How Nats plan to protect Soto after losing Rendon

By 106.7 The Fan

Nationals GM Mike Rizzo doesn't expect a significant drop-off from Juan Soto with Anthony Rendon now on the Angels.

"I don't think it's going to be as drastic as we think, just because Anthony (Rendon) hit in front of him, so the same guys protecting him last year will protect him this year," Rizzo told The Sports Junkies Monday in West Palm Beach. "Although you had a guy on base 40 percent of the time in Rendon, so there was a lot of traffic for Soto and that's going to be our idea this year, is to have enough traffic out there so they have to pitch to him."
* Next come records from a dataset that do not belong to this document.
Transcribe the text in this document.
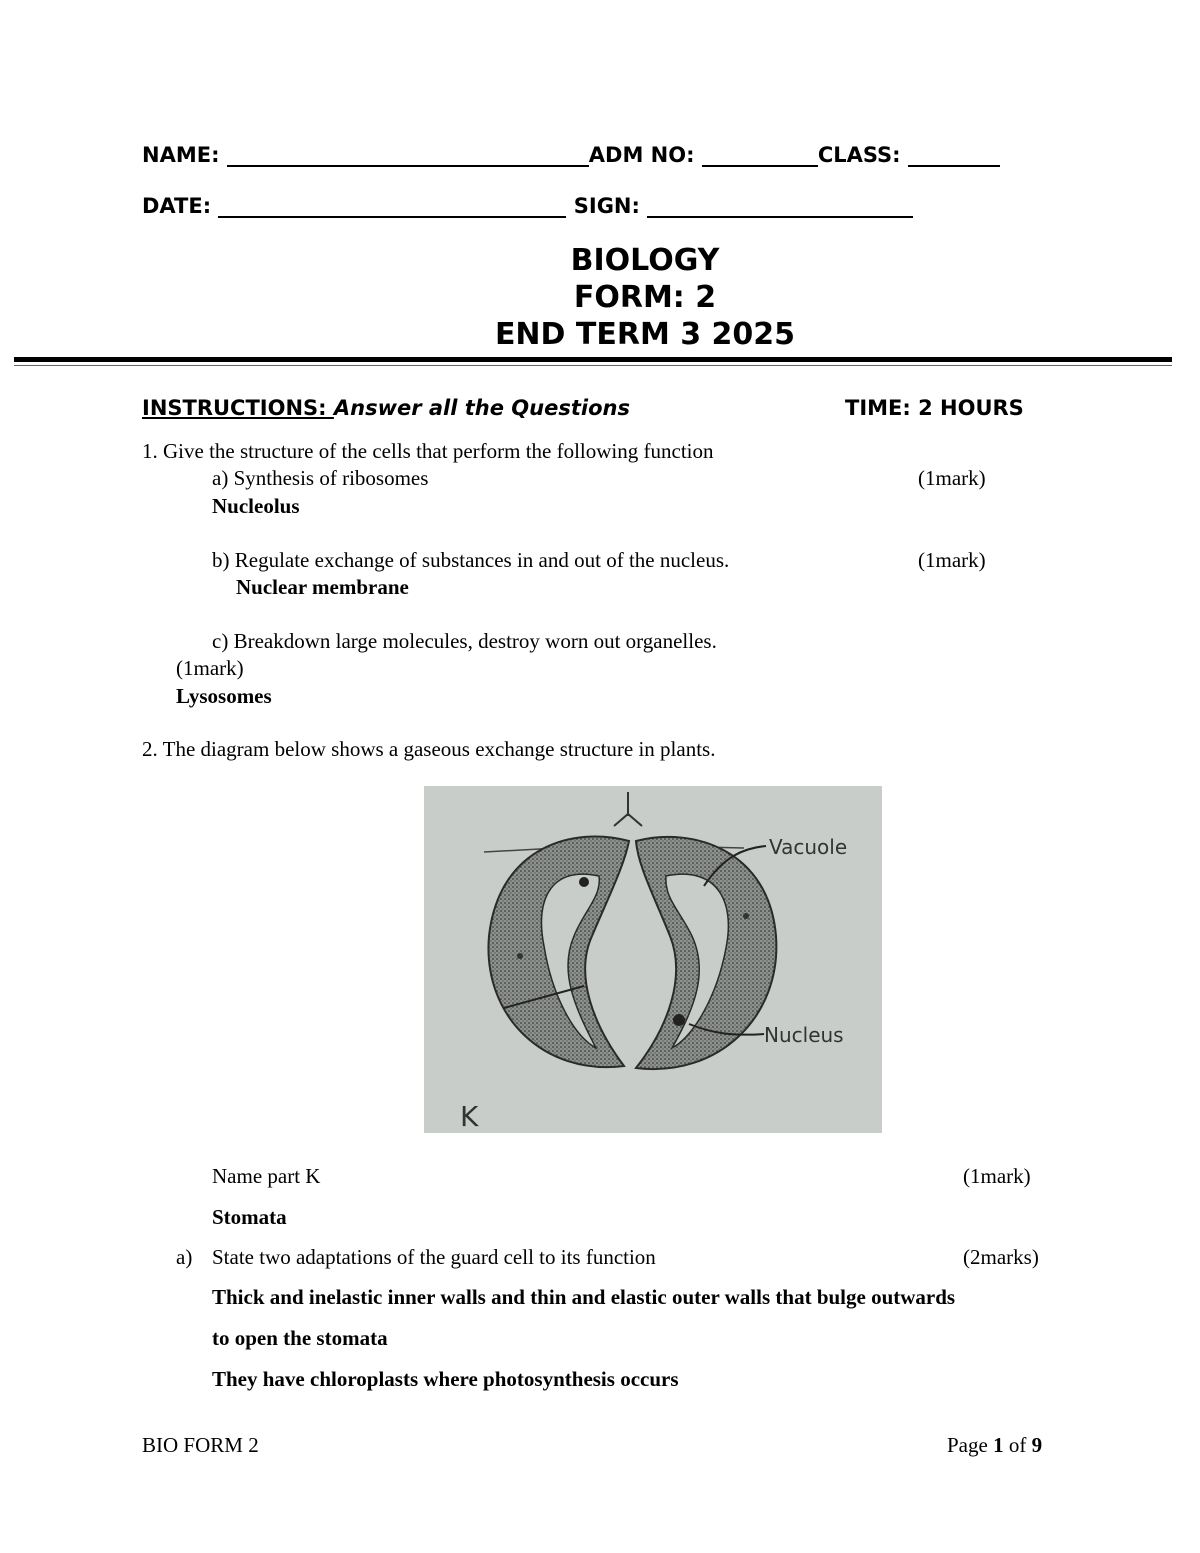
NAME:	ADM NO:	CLASS:
DATE:	SIGN:
BIOLOGY
FORM: 2
END TERM 3 2025
INSTRUCTIONS: Answer all the Questions	TIME: 2 HOURS
1. Give the structure of the cells that perform the following function
a) Synthesis of ribosomes	(1mark)
Nucleolus
b) Regulate exchange of substances in and out of the nucleus.	(1mark)
Nuclear membrane
c) Breakdown large molecules, destroy worn out organelles.
(1mark)
Lysosomes
2. The diagram below shows a gaseous exchange structure in plants.
Vacuole
Nucleus
K
Name part K	(1mark)
Stomata
a) State two adaptations of the guard cell to its function	(2marks)
Thick and inelastic inner walls and thin and elastic outer walls that bulge outwards
to open the stomata
They have chloroplasts where photosynthesis occurs
BIO FORM 2	Page 1 of 9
Last season Soto batted behind Rendon, who had a career year in 2019. The thinking goes that if Rendon got on base, teams were more likely to pitch to Soto with a runner on base, otherwise risk allowing an even bigger inning by giving whoever was hitting behind Soto two runners on base. So in that way, Rendon – with his .412 on-base percentage – served as a shield for Soto, who saw significantly better pitches as a result.

With Rendon gone, it will more frequently be the hitters behind Soto offering him protection, Rizzo explains.
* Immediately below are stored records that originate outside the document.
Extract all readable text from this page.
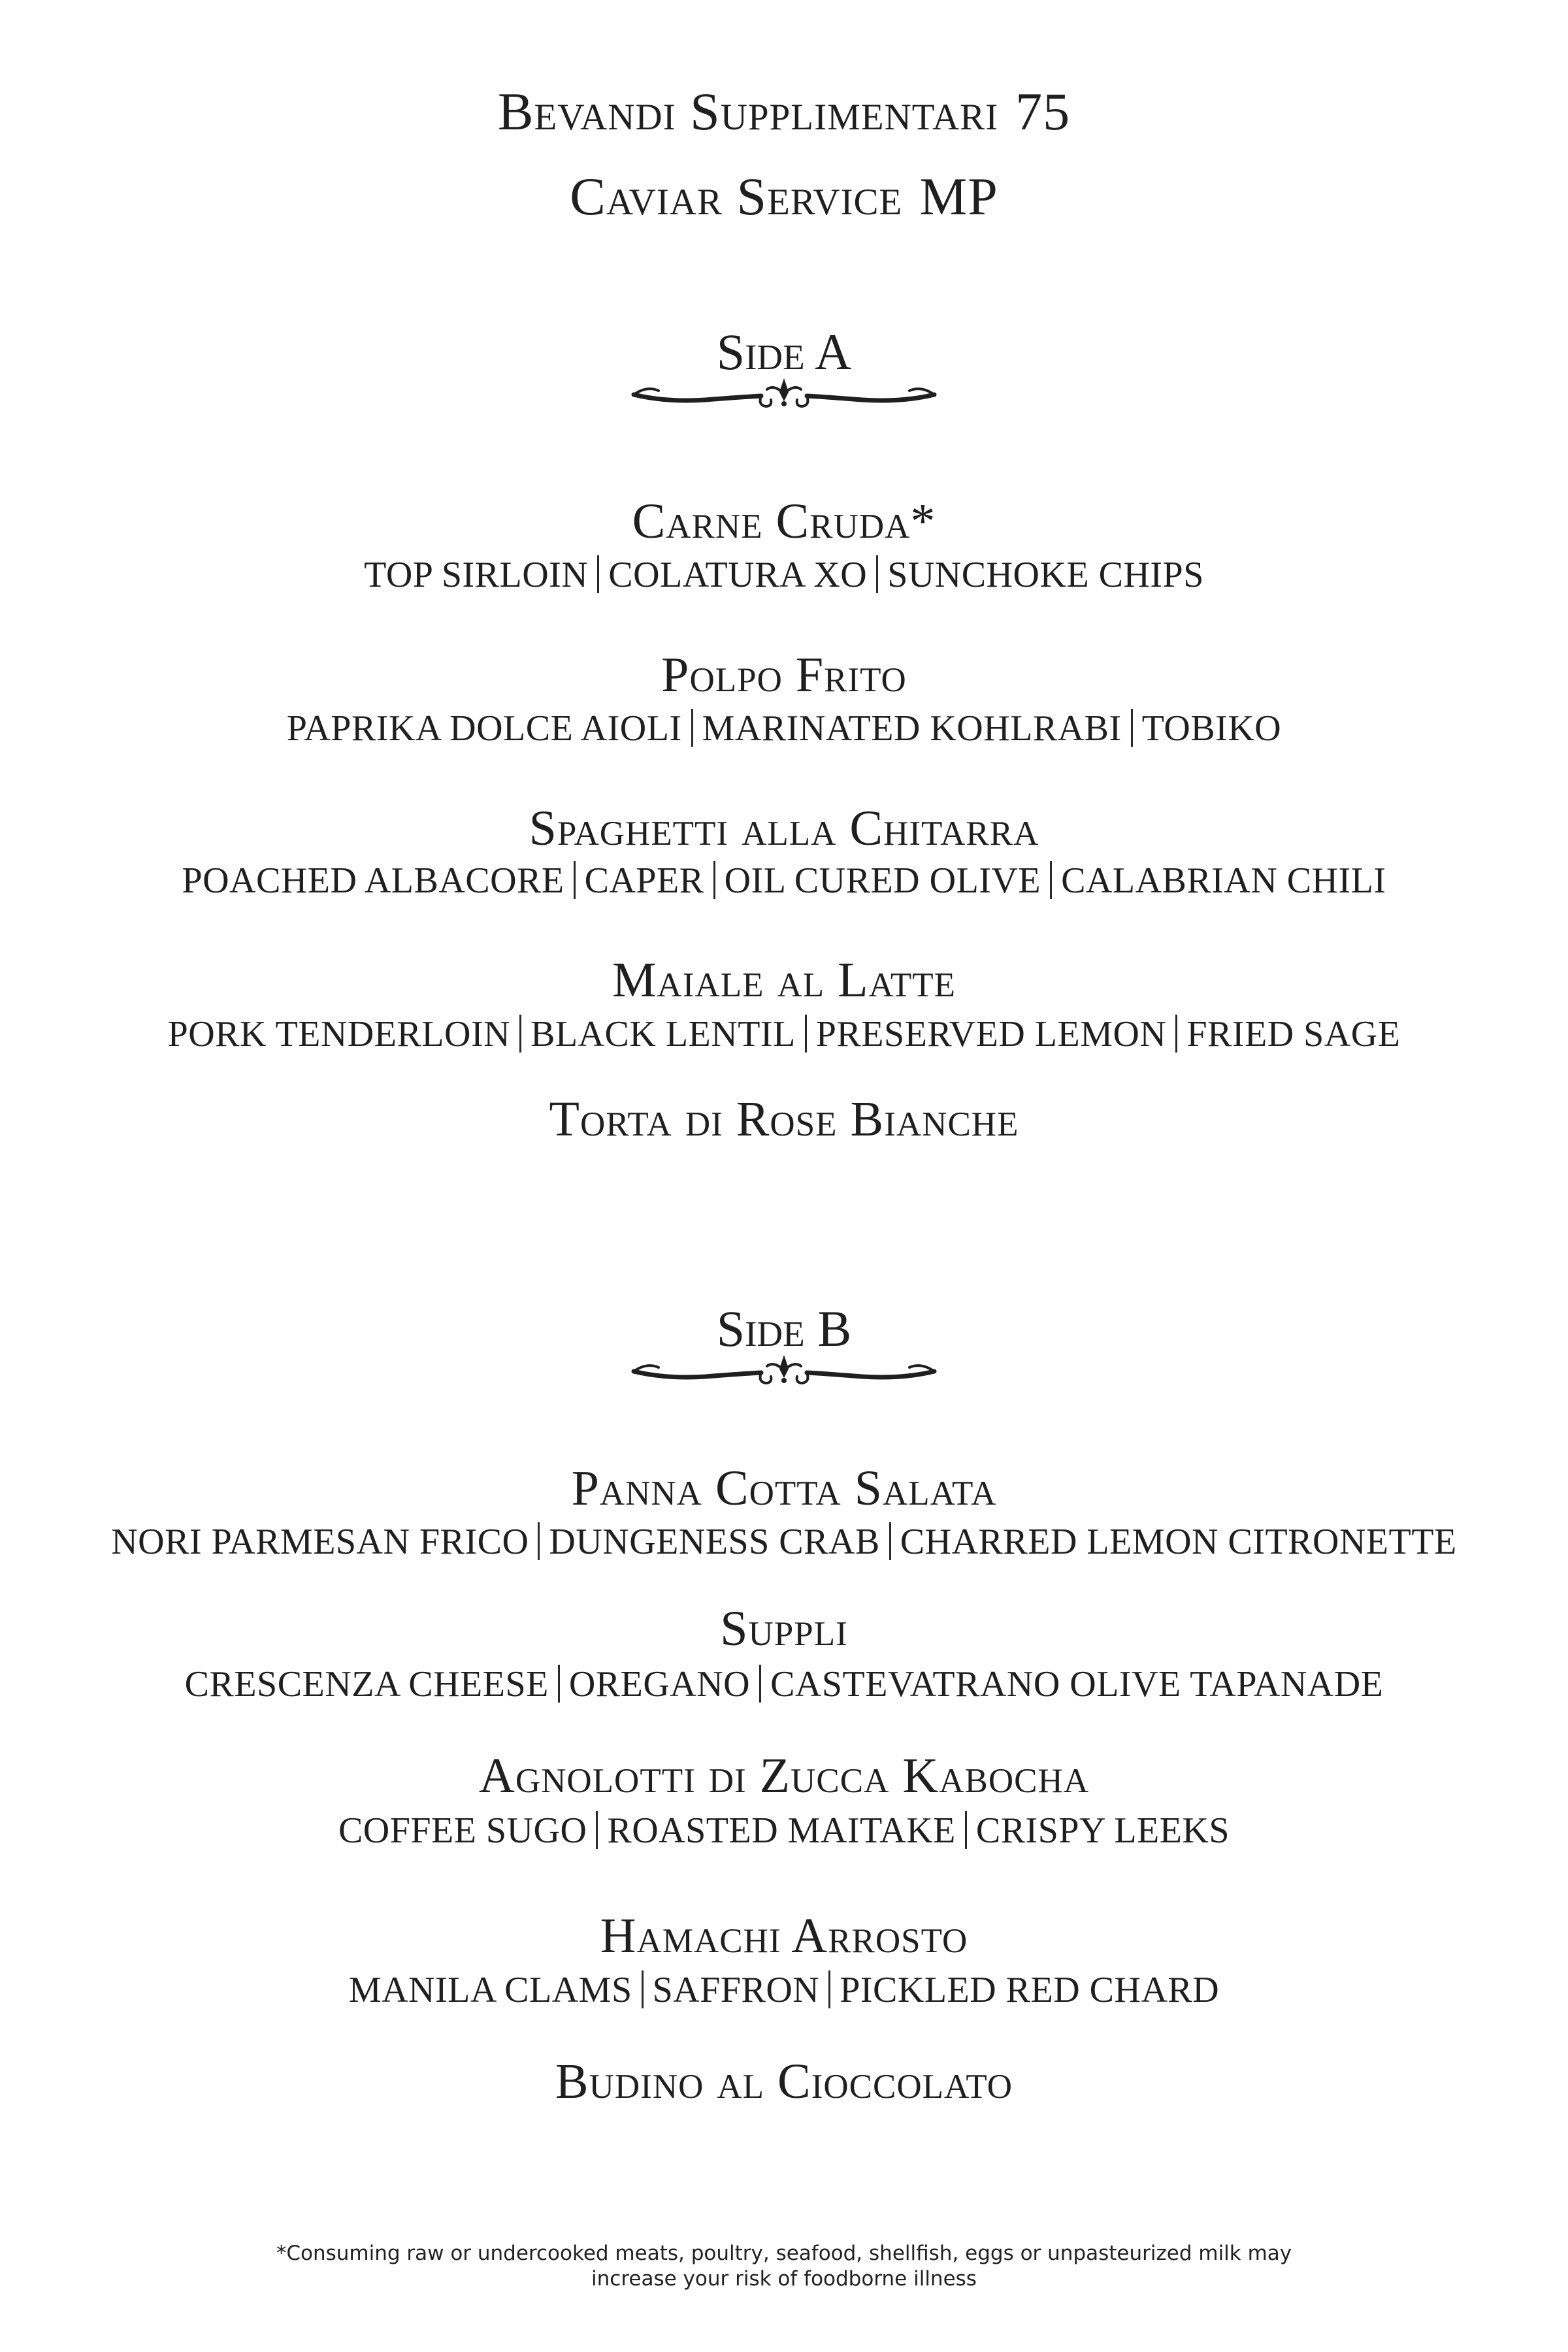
Bevandi Supplimentari 75
Caviar Service MP
Side A
Carne Cruda*
TOP SIRLOIN COLATURA XO SUNCHOKE CHIPS
Polpo Frito
PAPRIKA DOLCE AIOLI MARINATED KOHLRABI TOBIKO
Spaghetti alla Chitarra
POACHED ALBACORE CAPER OIL CURED OLIVE CALABRIAN CHILI
Maiale al Latte
PORK TENDERLOIN BLACK LENTIL PRESERVED LEMON FRIED SAGE
Torta di Rose Bianche
Side B
Panna Cotta Salata
NORI PARMESAN FRICO DUNGENESS CRAB CHARRED LEMON CITRONETTE
Suppli
CRESCENZA CHEESE OREGANO CASTEVATRANO OLIVE TAPANADE
Agnolotti di Zucca Kabocha
COFFEE SUGO ROASTED MAITAKE CRISPY LEEKS
Hamachi Arrosto
MANILA CLAMS SAFFRON PICKLED RED CHARD
Budino al Cioccolato
*Consuming raw or undercooked meats, poultry, seafood, shellfish, eggs or unpasteurized milk may
increase your risk of foodborne illness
"If they don't pitch to him, then that could lead to a huge inning, because we've got very, very capable hitters behind him," he said. "He's going to get his walks no matter what, and some guys are gonna pitch around him like they did last year, even if Babe Ruth was behind him.

"He's that kind of hitter right now. Everyone circles his name whenever we come into town – this guy's not going to beat us – and I don't think that it's going to affect his approach at the plate or his numbers."

Soto made his presence known last season, hitting 34 homers and driving in 110 runs in 2019, and in 2020, the expectations will be even higher. In the past, opposing teams had to game plan for guys like Bryce Harper and Rendon. Now, they'll all be locked in on shutting down No. 22.

Opening Day is rapidly approaching, and opposing teams are circling for what they're going to do when Childish Bambino steps to the plate.